에러 : MountVolume.SetUp failed for volume "istio-token" : failed to fetch token: the API server does not have TokenRequest endpoints enabled
$ k get pod -A -o wide | egrep -v 'Run|Com|Term'
NAMESPACE NAME READY STATUS RESTARTS AGE IP NODE NOMINATED NODE READINESS GATES
istio-system istio-ingressgateway-85d57dc8bc-dn8g6 0/1 ContainerCreating 0 14h <none> acp-worker01 <none> <none>
istio-system istio-pilot-77bc8867cf-hs6kg 0/2 ContainerCreating 0 14h <none> acp-worker01 <none> <none>
istio-system istio-policy-59d86bdf79-n7v2h 0/2 ContainerCreating 0 14h <none> acp-worker01 <none> <none>
istio-system istio-telemetry-6854d9f564-jgt6m 0/2 ContainerCreating 0 14h <none> acp-worker01 <none> <none>
kubeflow cache-deployer-deployment-6449c7c666-684qh 0/2 Init:0/1 0 15h <none> acp-worker02 <none> <none>
kubeflow cache-server-5f59f9c4b6-p8d9z 0/2 Init:0/1 0 14h <none> acp-worker03 <none> <none>
kubeflow kfserving-controller-manager-0 1/2 CrashLoopBackOff 174 14h 10.244.5.124 acp-worker03 <none> <none>
kubeflow metadata-writer-576f7bc46c-ndf7w 0/2 Init:0/1 0 14h <none> acp-worker01 <none> <none>
kubeflow ml-pipeline-544647c564-x8mcc 0/2 Init:0/1 0 14h <none> acp-worker03 <none> <none>
kubeflow ml-pipeline-persistenceagent-78b594c68-k85pt 0/2 Init:0/1 0 15h <none> acp-worker02 <none> <none>
kubeflow ml-pipeline-scheduledworkflow-566ff4cd4d-78g9j 0/2 Init:0/1 0 14h <none> acp-worker03 <none> <none>
kubeflow ml-pipeline-ui-5499f67d-wlbxc 0/2 Init:0/1 0 14h <none> acp-worker03 <none> <none>
kubeflow ml-pipeline-viewer-crd-bdbb7d7d6-6vwp9 0/2 Init:0/1 0 14h <none> acp-worker03 <none> <none>
kubeflow ml-pipeline-visualizationserver-769546b47b-4gw4x 0/2 Init:0/1 0 15h <none> acp-worker02 <none> <none>
kubeflow mysql-864f9c758b-chtvw 0/2 Init:0/1 0 14h <none> acp-worker01 <none> <none>
$ k describe pod istio-ingressgateway-85d57dc8bc-dn8g6 -n istio-system
...
Volumes:
istio-token:
Type: Projected (a volume that contains injected data from multiple sources)

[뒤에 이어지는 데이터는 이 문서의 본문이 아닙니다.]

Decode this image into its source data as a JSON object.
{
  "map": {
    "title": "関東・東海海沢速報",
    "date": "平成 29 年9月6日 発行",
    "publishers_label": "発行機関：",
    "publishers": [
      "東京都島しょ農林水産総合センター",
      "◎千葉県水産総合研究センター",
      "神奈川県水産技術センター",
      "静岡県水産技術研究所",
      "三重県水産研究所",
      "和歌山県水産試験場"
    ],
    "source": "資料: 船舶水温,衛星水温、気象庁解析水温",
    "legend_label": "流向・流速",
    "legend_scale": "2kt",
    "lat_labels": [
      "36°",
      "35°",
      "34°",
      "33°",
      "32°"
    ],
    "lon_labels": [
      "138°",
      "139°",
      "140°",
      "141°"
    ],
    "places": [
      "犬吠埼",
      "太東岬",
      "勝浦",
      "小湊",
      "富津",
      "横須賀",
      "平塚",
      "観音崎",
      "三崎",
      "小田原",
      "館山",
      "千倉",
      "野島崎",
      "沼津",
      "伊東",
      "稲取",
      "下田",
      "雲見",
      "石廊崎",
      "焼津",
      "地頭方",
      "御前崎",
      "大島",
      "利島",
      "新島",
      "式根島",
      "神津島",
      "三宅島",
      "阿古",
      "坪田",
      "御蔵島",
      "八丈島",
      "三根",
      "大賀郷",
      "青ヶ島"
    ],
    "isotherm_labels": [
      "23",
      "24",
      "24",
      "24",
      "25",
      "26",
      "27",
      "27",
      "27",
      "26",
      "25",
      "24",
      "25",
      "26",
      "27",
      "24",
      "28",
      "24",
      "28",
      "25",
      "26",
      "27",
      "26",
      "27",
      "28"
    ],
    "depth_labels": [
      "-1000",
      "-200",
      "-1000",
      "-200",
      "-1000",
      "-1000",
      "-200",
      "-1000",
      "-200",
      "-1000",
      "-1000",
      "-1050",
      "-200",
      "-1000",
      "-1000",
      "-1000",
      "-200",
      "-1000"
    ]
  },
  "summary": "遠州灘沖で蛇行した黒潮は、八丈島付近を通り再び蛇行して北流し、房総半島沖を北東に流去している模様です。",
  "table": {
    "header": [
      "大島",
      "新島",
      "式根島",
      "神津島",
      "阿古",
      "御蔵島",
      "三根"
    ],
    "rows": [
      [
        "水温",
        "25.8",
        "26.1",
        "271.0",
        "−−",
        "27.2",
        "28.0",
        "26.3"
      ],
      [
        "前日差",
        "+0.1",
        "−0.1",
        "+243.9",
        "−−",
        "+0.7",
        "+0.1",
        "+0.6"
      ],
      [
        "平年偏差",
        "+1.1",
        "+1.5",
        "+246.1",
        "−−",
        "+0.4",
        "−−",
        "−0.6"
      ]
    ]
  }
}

TokenExpirationSeconds: 43200
...
Events:
Type Reason Age From Message
---- ------ ---- ---- -------
Warning FailedMount 28m (x58 over 15h) kubelet Unable to attach or mount volumes: unmounted volumes=[istio-token], unattached volumes=[ingressgateway-ca-certs istio-ingressgateway-service-account-token-5bhjb sdsudspath istio-token istio-certs ingressgateway-certs]: timed out waiting for the condition
Warning FailedMount 23m (x62 over 15h) kubelet Unable to attach or mount volumes: unmounted volumes=[istio-token], unattached volumes=[istio-token istio-certs ingressgateway-certs ingressgateway-ca-certs istio-ingressgateway-service-account-token-5bhjb sdsudspath]: timed out waiting for the condition
Warning FailedMount 13m (x463 over 15h) kubelet MountVolume.SetUp failed for volume "istio-token" : failed to fetch token: the API server does not have TokenRequest endpoints enabled
Warning FailedMount 7m41s (x59 over 15h) kubelet Unable to attach or mount volumes: unmounted volumes=[istio-token], unattached volumes=[istio-ingressgateway-service-account-token-5bhjb sdsudspath istio-token istio-certs ingressgateway-certs ingressgateway-ca-certs]: timed out waiting for the condition
Warning FailedMount 3m11s (x96 over 15h) kubelet Unable to attach or mount volumes: unmounted volumes=[istio-token], unattached volumes=[sdsudspath istio-token istio-certs ingressgateway-certs ingressgateway-ca-certs istio-ingressgateway-service-account-token-5bhjb]: timed out waiting for the condition
acp@acp-master01:~$
- istio-token은 Kubernetes API를 호출할 때 자격 증명을 위해 사용하는 토큰이다.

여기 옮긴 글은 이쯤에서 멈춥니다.